Jail deputy injured in October attack tried to flush inmate’s smelly, overflowing toilet
A Sedgwick County Jail deputy who was attacked by an inmate in October got punched in the face after he entered the inmate’s cell to flush a foul-smelling toilet.
The deputy, Shelby Maskrid, told an investigator “the toilet was overflowing with human excrement,” making the entire jail pod “smell so horrible that it was making him nauseous,” according to an affidavit unsealed last week in Sedgwick County District Court that gives more details about the Oct. 22 assault.
Other inmates in the pod had also complained about the putrid scent. It was so offensive, the deputy told an investigator, he felt like vomiting.
When the deputy went into the cell around 10:35 a.m., the inmate occupying it, 53-year-old Phuoc T. Le, “immediately got off of his bunk” and told the deputy “to get out of his cell,” the affidavit says.
The deputy tried telling Le he was “just going to flush his toilet,” but Le struck the deputy’s face with a closed fist, according to the document.
After taking the hit, the deputy pushed Le onto his bunk “and held him down” until he could press the panic button on his radio.
Le continued to try to hit the deputy, leading to a struggle where they struck each other multiple times until other deputies showed up. The attack lasted about two minutes, the Sedgwick County Sheriff’s Office said in October.
The deputy suffered a broken nose and hand that required surgery, as well as cuts and several bruises on his face.
In addition to being punched by the inmate, the deputy hit his head on a wall and metal desk in the cell during the fight, the affidavit says. He received treatment at a local hospital.
Le refused to answer any questions about what had transpired when an investigator tried to interview him later, according to the affidavit.

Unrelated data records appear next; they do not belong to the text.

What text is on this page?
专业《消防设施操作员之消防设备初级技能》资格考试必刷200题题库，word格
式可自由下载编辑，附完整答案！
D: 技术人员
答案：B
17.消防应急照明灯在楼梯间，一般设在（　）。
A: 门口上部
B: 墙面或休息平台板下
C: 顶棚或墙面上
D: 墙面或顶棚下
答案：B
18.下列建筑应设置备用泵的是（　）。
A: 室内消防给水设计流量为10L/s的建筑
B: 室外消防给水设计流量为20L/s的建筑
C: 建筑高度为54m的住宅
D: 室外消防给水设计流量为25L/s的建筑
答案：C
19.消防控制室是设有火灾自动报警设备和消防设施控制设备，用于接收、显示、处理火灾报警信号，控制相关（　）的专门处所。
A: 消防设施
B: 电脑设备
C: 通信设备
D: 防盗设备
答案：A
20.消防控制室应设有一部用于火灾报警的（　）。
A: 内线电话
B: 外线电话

The Sheriff’s Office in an October news release said Le was in a single-inmate cell “due to repeated disciplinary issues” in the jail, 141 W. Elm in Wichita. He had “no apparent injuries,” the agency has said.

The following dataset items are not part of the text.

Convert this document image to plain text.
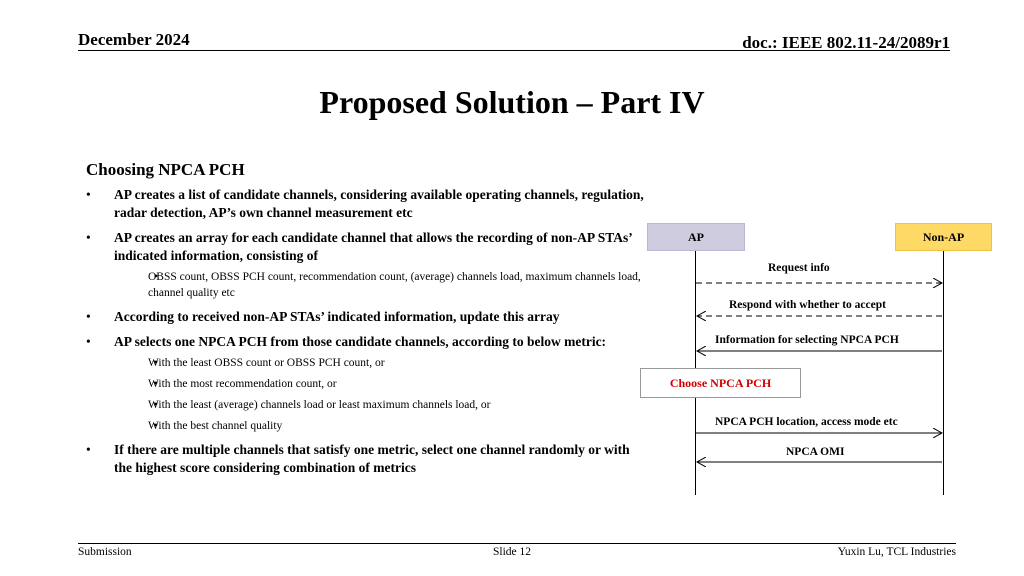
December 2024	doc.: IEEE 802.11-24/2089r1
Proposed Solution – Part IV
Choosing NPCA PCH
• AP creates a list of candidate channels, considering available operating channels, regulation, radar detection, AP’s own channel measurement etc
• AP creates an array for each candidate channel that allows the recording of non-AP STAs’ indicated information, consisting of
• OBSS count, OBSS PCH count, recommendation count, (average) channels load, maximum channels load, channel quality etc
• According to received non-AP STAs’ indicated information, update this array
• AP selects one NPCA PCH from those candidate channels, according to below metric:
• With the least OBSS count or OBSS PCH count, or
• With the most recommendation count, or
• With the least (average) channels load or least maximum channels load, or
• With the best channel quality
• If there are multiple channels that satisfy one metric, select one channel randomly or with the highest score considering combination of metrics
AP	Non-AP
Request info
Respond with whether to accept
Information for selecting NPCA PCH
Choose NPCA PCH
NPCA PCH location, access mode etc
NPCA OMI
Submission	Slide 12	Yuxin Lu, TCL Industries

Le is now charged with one felony count of battery against a law enforcement officer. He was scheduled for a preliminary hearing Wednesday, but a judge postponed it until March 30 after a defense attorney asked for a delay so they could file a motion seeking a competency exam, to see if Le is currently mentally fit enough to stand trial, court records show.
He has not yet been arraigned, when a defendant would typically have their first chance to enter a not-guilty plea. His public defender declined to comment Thursday.
Le has been in custody since Aug. 29 and was being held on charges including public nudity and trespassing in a variety of city cases at the time of the attack, jail records show.